Shareholders of this company have been rewarded over the past three years. Back in 2018, FRPT was trading around $20 a shares. Now it has reached levels over $140.
This has happened despite the fact that the company has reported losses over the past three years.
But the trend seems to be going in the right direction. The loss reported in 2019 was $1.4 million. This was significantly less than the $5.4 million lost in 2018.
Eight of the big Wall Street firms follow Freshpet, and they love it. The average target price is about $146.54. That is right about where it is currently trading.
PetIQ is a pet medication and wellness company. It sells prescription pet medications, as well as over-the-counter health and wellness products such as dental treats and nutritional supplements. PetIQ is based in Eagle, Idaho. It was founded in 2010.
As you can see on the above chart, the stock ran into resistance once again around the $36.50 level.
Resistance is a concentration of sellers who have gathered around the same price. When a stock reaches resistance, buyers can acquire all of the shares they need to. They don’t have to worry about the price moving higher.
Many times, stocks move lower after they hit a resistance level. That happened with PETQ. But Wall Street loves the stock and thinks that it will eventually break the resistance and trade higher.

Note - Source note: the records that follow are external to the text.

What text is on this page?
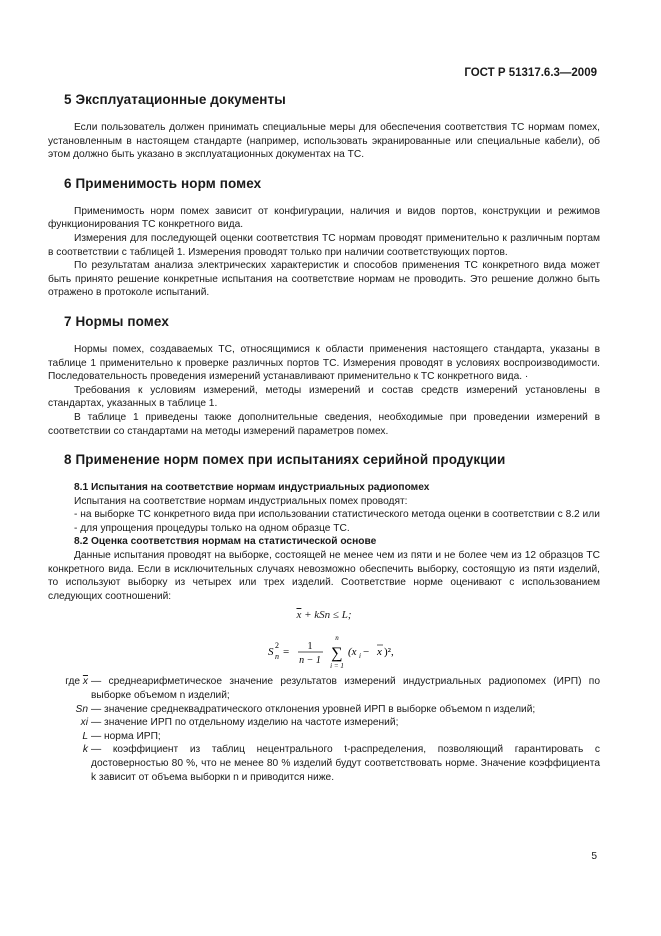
ГОСТ Р 51317.6.3—2009
5 Эксплуатационные документы

Если пользователь должен принимать специальные меры для обеспечения соответствия ТС нормам помех, установленным в настоящем стандарте (например, использовать экранированные или специальные кабели), об этом должно быть указано в эксплуатационных документах на ТС.

6 Применимость норм помех

Применимость норм помех зависит от конфигурации, наличия и видов портов, конструкции и режимов функционирования ТС конкретного вида.

Измерения для последующей оценки соответствия ТС нормам проводят применительно к различным портам в соответствии с таблицей 1. Измерения проводят только при наличии соответствующих портов.

По результатам анализа электрических характеристик и способов применения ТС конкретного вида может быть принято решение конкретные испытания на соответствие нормам не проводить. Это решение должно быть отражено в протоколе испытаний.

7 Нормы помех

Нормы помех, создаваемых ТС, относящимися к области применения настоящего стандарта, указаны в таблице 1 применительно к проверке различных портов ТС. Измерения проводят в условиях воспроизводимости. Последовательность проведения измерений устанавливают применительно к ТС конкретного вида. ·

Требования к условиям измерений, методы измерений и состав средств измерений установлены в стандартах, указанных в таблице 1.

В таблице 1 приведены также дополнительные сведения, необходимые при проведении измерений в соответствии со стандартами на методы измерений параметров помех.

8 Применение норм помех при испытаниях серийной продукции
8.1 Испытания на соответствие нормам индустриальных радиопомех

Испытания на соответствие нормам индустриальных помех проводят:

- на выборке ТС конкретного вида при использовании статистического метода оценки в соответствии с 8.2 или

- для упрощения процедуры только на одном образце ТС.

8.2 Оценка соответствия нормам на статистической основе

Данные испытания проводят на выборке, состоящей не менее чем из пяти и не более чем из 12 образцов ТС конкретного вида. Если в исключительных случаях невозможно обеспечить выборку, состоящую из пяти изделий, то используют выборку из четырех или трех изделий. Соответствие норме оценивают с использованием следующих соотношений:

$\overline{x}$ + kSn ≤ L;
S
2
n = 1
n − 1
n
∑
i = 1
(x i − x )²,
где $\overline{x}$ — среднеарифметическое значение результатов измерений индустриальных радиопомех (ИРП) по выборке объемом n изделий;
Sn — значение среднеквадратического отклонения уровней ИРП в выборке объемом n изделий;
xi — значение ИРП по отдельному изделию на частоте измерений;
L — норма ИРП;
k — коэффициент из таблиц нецентрального t-распределения, позволяющий гарантировать с достоверностью 80 %, что не менее 80 % изделий будут соответствовать норме. Значение коэффициента k зависит от объема выборки n и приводится ниже.
5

The average analyst rating is a strong buy and the average price target is $41.60.
Chewy is in the e-commerce business. It offers approximately 60,000 products from 2,000 partner brands through its retail website. The company was founded in 2010 and is headquartered in Dania Beach, Florida. It is a subsidiary of PetSmart.

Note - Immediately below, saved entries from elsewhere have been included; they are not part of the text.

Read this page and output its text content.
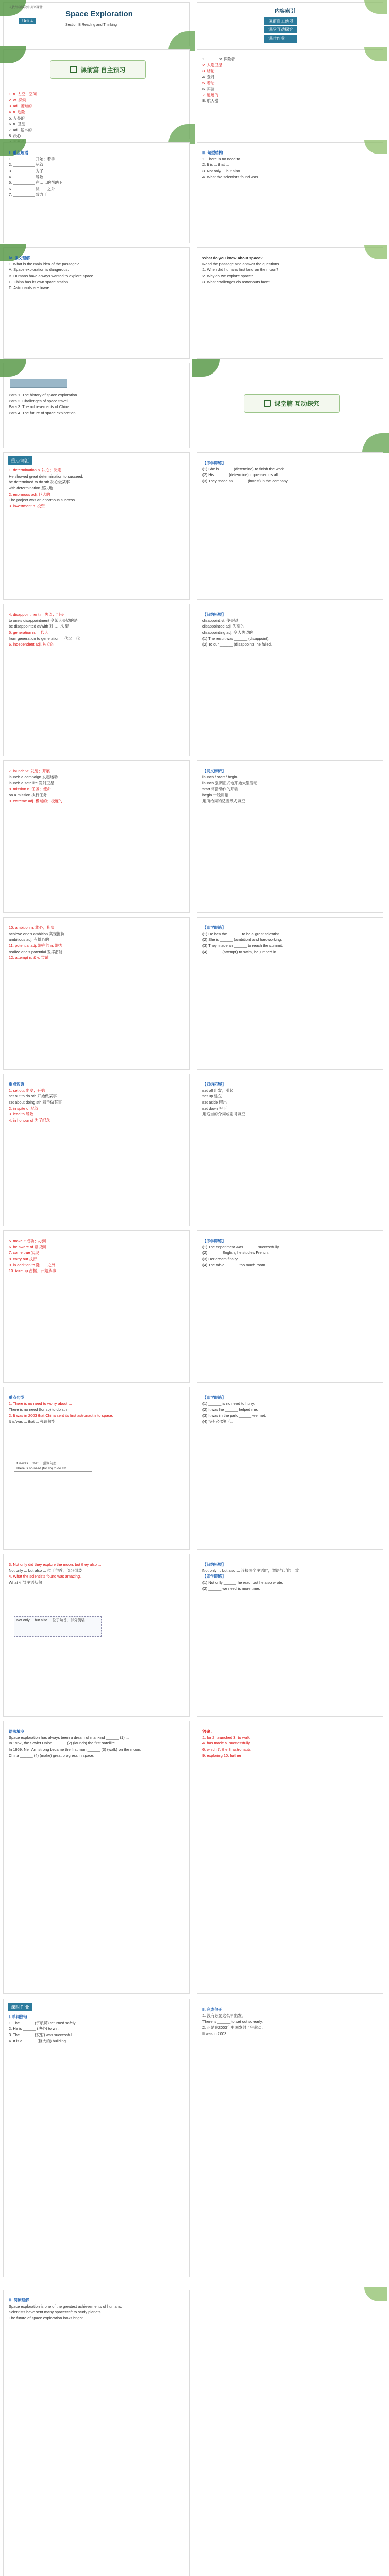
人教外研版高中英语课件
Space Exploration
Unit 4
Section B Reading and Thinking
内容索引
课前自主预习
课堂互动探究
课时作业
课前篇 自主预习
1. n. 太空；空间
2. vt. 探索
3. adj. 困难的
4. n. 危险
5. 人类的
6. n. 卫星
7. adj. 基本的
8. 决心
1.______ v. 探险者______
2. 人造卫星
3. 结论
4. 登月
5. 着陆
6. 实验
7. 遥远的
8. 航天器
Ⅱ. 重点短语
1. __________ 开始；着手
2. __________ 尽管
3. __________ 为了
4. __________ 导致
5. __________ 在……的帮助下
6. __________ 除……之外
7. __________ 致力于
Ⅲ. 句型结构
1. There is no need to ...
2. It is ... that ...
3. Not only ... but also ...
4. What the scientists found was ...
Ⅳ. 课文理解
1. What is the main idea of the passage?
A. Space exploration is dangerous.
B. Humans have always wanted to explore space.
C. China has its own space station.
D. Astronauts are brave.
What do you know about space?
Read the passage and answer the questions.
1. When did humans first land on the moon?
2. Why do we explore space?
3. What challenges do astronauts face?
Para 1. The history of space exploration
Para 2. Challenges of space travel
Para 3. The achievements of China
Para 4. The future of space exploration
课堂篇 互动探究
重点词汇
1. determination n. 决心；决定
He showed great determination to succeed.
be determined to do sth 决心做某事
with determination 坚决地
2. enormous adj. 巨大的
The project was an enormous success.
3. investment n. 投资
【即学即练】
(1) She is ______ (determine) to finish the work.
(2) His ______ (determine) impressed us all.
(3) They made an ______ (invest) in the company.
4. disappointment n. 失望；沮丧
to one's disappointment 令某人失望的是
be disappointed at/with 对……失望
5. generation n. 一代人
from generation to generation 一代又一代
6. independent adj. 独立的
【归纳拓展】
disappoint vt. 使失望
disappointed adj. 失望的
disappointing adj. 令人失望的
(1) The result was ______ (disappoint).
(2) To our ______ (disappoint), he failed.
7. launch vt. 发射；开展
launch a campaign 发起运动
launch a satellite 发射卫星
8. mission n. 任务；使命
on a mission 执行任务
9. extreme adj. 极端的；极度的
【词义辨析】
launch / start / begin
launch 强调正式地开始大型活动
start 常指动作的开端
begin 一般用语
用所给词的适当形式填空
10. ambition n. 雄心；抱负
achieve one's ambition 实现抱负
ambitious adj. 有雄心的
11. potential adj. 潜在的 n. 潜力
realize one's potential 发挥潜能
12. attempt n. & v. 尝试
【即学即练】
(1) He has the ______ to be a great scientist.
(2) She is ______ (ambition) and hardworking.
(3) They made an ______ to reach the summit.
(4) ______ (attempt) to swim, he jumped in.
重点短语
1. set out 出发；开始
set out to do sth 开始做某事
set about doing sth 着手做某事
2. in spite of 尽管
3. lead to 导致
4. in honour of 为了纪念
【归纳拓展】
set off 出发；引起
set up 建立
set aside 留出
set down 写下
用适当的介词或副词填空
5. make it 成功；办到
6. be aware of 意识到
7. come true 实现
8. carry out 执行
9. in addition to 除……之外
10. take up 占据；开始从事
【即学即练】
(1) The experiment was ______ successfully.
(2) ______ English, he studies French.
(3) Her dream finally ______.
(4) The table ______ too much room.
重点句型
1. There is no need to worry about ...
There is no need (for sb) to do sth
2. It was in 2003 that China sent its first astronaut into space.
It is/was ... that ... 强调句型
It is/was ... that ... 强调句型
There is no need (for sb) to do sth
【即学即练】
(1) ______ is no need to hurry.
(2) It was he ______ helped me.
(3) It was in the park ______ we met.
(4) 没有必要担心。
3. Not only did they explore the moon, but they also ...
Not only ... but also ... 位于句首，部分倒装
4. What the scientists found was amazing.
What 引导主语从句
Not only ... but also ... 位于句首，部分倒装
【归纳拓展】
Not only ... but also ... 连接两个主语时，谓语与近的一致
【即学即练】
(1) Not only ______ he read, but he also wrote.
(2) ______ we need is more time.
语法填空
Space exploration has always been a dream of mankind ______ (1) ...
In 1957, the Soviet Union ______ (2) (launch) the first satellite.
In 1969, Neil Armstrong became the first man ______ (3) (walk) on the moon.
China ______ (4) (make) great progress in space.
答案：
1. for 2. launched 3. to walk
4. has made 5. successfully
6. which 7. the 8. astronauts
9. exploring 10. further
课时作业
Ⅰ. 单词拼写
1. The ______ (宇航员) returned safely.
2. He is ______ (决心) to win.
3. The ______ (发射) was successful.
4. It is a ______ (巨大的) building.
Ⅱ. 完成句子
1. 没有必要这么早出发。
There is ______ to set out so early.
2. 正是在2003年中国发射了宇航员。
It was in 2003 ______ ...
Ⅲ. 阅读理解
Space exploration is one of the greatest achievements of humans.
Scientists have sent many spacecraft to study planets.
The future of space exploration looks bright.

Chewy went public in June 2019 at $22 per share. But when the stock started trading in the public markets, it opened at $36. After that, it trended down to levels around $22.50 at the end of the year.
But as you can see on the chart above, since then the shares have staged a strong rally. They are currently trading around $102.
There is a chance the rally may be ending, however. Analysts estimate the average price target is about $102 per share, which is right where its shares are currently trading.
PetMed Express (PETS)
PetMed Express is a pet pharmacy. It sells prescription and non-prescription pet medications and also offers other health products for dogs, cats and horses. It was founded in 1996 and is based in Delray Beach, Florida.
As you can see on the above chart, PetMed stock was jacked up by the day traders.
It was trading in a range around $30. Then, for reasons that had nothing to do with the company’s prospects or whether or it was or is profitable, it soared up to $57 per share.
The unlucky investors who paid $57 a share for the stock are now losing a lot of money. As of Feb. 1 it was trading at the $38 level, and it has fallen even further since then.
More than 290 institutions are holders of PETS. There is no doubt that some of them were selling their positions to the day traders at inflated prices.
At the time of this publication, Mark Putrino did not have any positions (either directly or indirectly) in any of the aforementioned securities.